Le Tribunal Administratif de Nice, statuant par ordonnance, rejette la requête de M. B... comme étant manifestement irrecevable. Le sujet principal est le recours contre des cotisations d'impôt sur le revenu pour les années 2016 et 2017. La juridiction a retenu que la requête, dirigée contre une décision notifiée en février 2022, était tardive, ayant été enregistrée en avril 2025 au-delà du délai de deux mois prévu par l'article R. 421-1 du code de justice administrative.
Texte intégral
Vu la procédure suivante :
Par une requête enregistrée le 21 avril 2025, M. A... B..., représenté par Me Gocer, demande au tribunal :
1°) de prononcer la décharge des cotisations à l’impôt sur le revenu qui lui ont été assignées au titre des années 2016 et 2017, ou à défaut la réduction de la base d’imposition à la moitié des revenus distribués ;
2°) de mettre à la charge de l’État une somme de 10.000 euros en application de l’article L. 761-1 du code de justice administrative.
Par un mémoire en défense enregistré le 16 février 2026, le directeur départemental des finances publiques des Alpes-Maritimes conclut au rejet de la requête de la tardiveté de la requête.
Vu les autres pièces du dossier.
Vu le code général des impôts et le livre des procédures fiscales ;
Vu le code de justice administrative.
Considérant ce qui suit :
Aux termes de l’article R. 222-1 du code de justice administrative : (…) les présidents de formation de jugement des tribunaux (…) peuvent, par ordonnance : / (…) / 4° Rejeter les requêtes manifestement irrecevables, lorsque la juridiction n’est pas tenue d’inviter leur auteur à les régulariser ou qu’elles n’ont pas été régularisées à l’expiration du délai imparti par une demande en ce sens (…) ».
Aux termes de l’article L. 190 du livre des procédures fiscales : « Les réclamations relatives aux impôts, contributions, droits, taxes, redevances, soultes et pénalités de toute nature, établis ou recouvrés par les agents de l’administration, relèvent de la juridiction contentieuse lorsqu’elles tendent à obtenir soit la réparation d’erreurs commises dans l’assiette ou le calcul des impositions, soit le bénéfice d’un droit résultant d’une disposition législative ou réglementaire (…) Aux termes de son article R.190-1 « Le contribuable qui désire contester tout ou partie d’un impôt qui le concerne doit d’abord adresser une réclamation au service territorial, selon le cas, de la direction générale des finances publiques ou de la direction générale des douanes et droits indirects dont dépend le lieu de l’imposition (...) ».
Aux termes de l'article R. 421-1 du code de justice administrative : « La juridiction ne peut être saisie que par voie de recours formé contre une décision et ce, dans les deux mois à partir de la notification ou de la publication de la décision attaquée (…) ». Aux termes de l’article R. 421-5 du même code dispose : « Les délais de recours contre une décision administrative ne sont opposables qu’à la condition d’avoir été mentionnés, ainsi que les voies de recours, dans la notification de la décision ».

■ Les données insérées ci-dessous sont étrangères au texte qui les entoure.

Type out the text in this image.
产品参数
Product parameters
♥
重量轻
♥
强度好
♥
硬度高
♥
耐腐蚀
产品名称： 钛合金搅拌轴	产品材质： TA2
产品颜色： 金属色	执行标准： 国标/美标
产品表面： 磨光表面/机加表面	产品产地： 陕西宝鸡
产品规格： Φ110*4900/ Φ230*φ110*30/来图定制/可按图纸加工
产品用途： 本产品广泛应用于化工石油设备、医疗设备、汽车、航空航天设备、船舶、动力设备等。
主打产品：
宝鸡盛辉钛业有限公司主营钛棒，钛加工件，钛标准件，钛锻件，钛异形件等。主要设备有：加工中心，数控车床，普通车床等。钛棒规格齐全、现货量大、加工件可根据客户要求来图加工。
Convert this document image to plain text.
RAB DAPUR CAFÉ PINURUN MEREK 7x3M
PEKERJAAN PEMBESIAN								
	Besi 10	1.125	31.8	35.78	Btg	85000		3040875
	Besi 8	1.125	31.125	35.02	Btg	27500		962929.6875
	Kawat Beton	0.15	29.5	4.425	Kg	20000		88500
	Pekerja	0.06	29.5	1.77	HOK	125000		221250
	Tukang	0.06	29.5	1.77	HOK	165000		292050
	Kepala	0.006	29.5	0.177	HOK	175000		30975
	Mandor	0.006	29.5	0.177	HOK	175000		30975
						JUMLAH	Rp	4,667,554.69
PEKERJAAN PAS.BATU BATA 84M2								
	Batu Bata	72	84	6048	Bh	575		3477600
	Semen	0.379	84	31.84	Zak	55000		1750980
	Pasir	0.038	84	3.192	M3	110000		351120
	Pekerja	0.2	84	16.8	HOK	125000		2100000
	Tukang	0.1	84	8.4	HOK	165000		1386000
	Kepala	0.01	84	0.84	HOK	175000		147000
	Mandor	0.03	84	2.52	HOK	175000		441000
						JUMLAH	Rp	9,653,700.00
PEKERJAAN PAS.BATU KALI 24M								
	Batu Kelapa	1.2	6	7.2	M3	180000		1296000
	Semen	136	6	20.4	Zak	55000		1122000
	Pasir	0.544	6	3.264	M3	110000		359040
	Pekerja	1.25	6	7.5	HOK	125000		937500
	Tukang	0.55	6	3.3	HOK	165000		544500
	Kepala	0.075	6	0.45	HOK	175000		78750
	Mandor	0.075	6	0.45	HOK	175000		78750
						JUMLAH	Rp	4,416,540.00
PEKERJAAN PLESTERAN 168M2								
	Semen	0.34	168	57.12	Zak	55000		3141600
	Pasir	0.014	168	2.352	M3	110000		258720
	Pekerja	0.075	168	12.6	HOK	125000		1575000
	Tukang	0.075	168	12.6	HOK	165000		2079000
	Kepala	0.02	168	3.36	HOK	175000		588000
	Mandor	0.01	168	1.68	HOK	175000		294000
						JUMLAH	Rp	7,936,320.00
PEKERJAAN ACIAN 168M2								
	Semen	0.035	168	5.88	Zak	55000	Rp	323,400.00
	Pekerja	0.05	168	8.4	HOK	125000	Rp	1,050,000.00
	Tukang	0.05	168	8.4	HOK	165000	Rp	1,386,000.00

Il ressort des pièces du dossier que la requête enregistrée le 21 avril 2025 est dirigée contre une décision prise sur une réclamation préalable du 9 février 2022 qui a fait l’objet d’une présentation au domicile de l’intéressé le 21 février 2022, et qui comportait les voies et délai de recours.
Par suite, cette requête, qui est tardive au regard du délai fixé à l’article R. 421-1 du code de justice administrative, est rejetée en toutes ses conclusions comme entachée d’une irrecevabilité manifeste, en application du 4° de l’article R. 222-1 du code de justice administrative.
ORDONNE :
Article 1er : La requête de M. B... est rejetée.
Article 2 : La présente ordonnance sera notifiée à M. A... B... et au directeur départemental des finances publiques des Alpes-Maritimes.
Fait à Nice, le 1er avril 2026.
Le président de la 3ème chambre,
signé
G. Thobaty
La République mande et ordonne au ministre de l'économie, des finances et de la souveraineté industrielle, énergétique et numérique en ce qui le concerne et à tous commissaires de justice à ce requis en ce qui concerne les voies de droit commun contre les parties privées, de pourvoir à l’exécution de la présente ordonnance.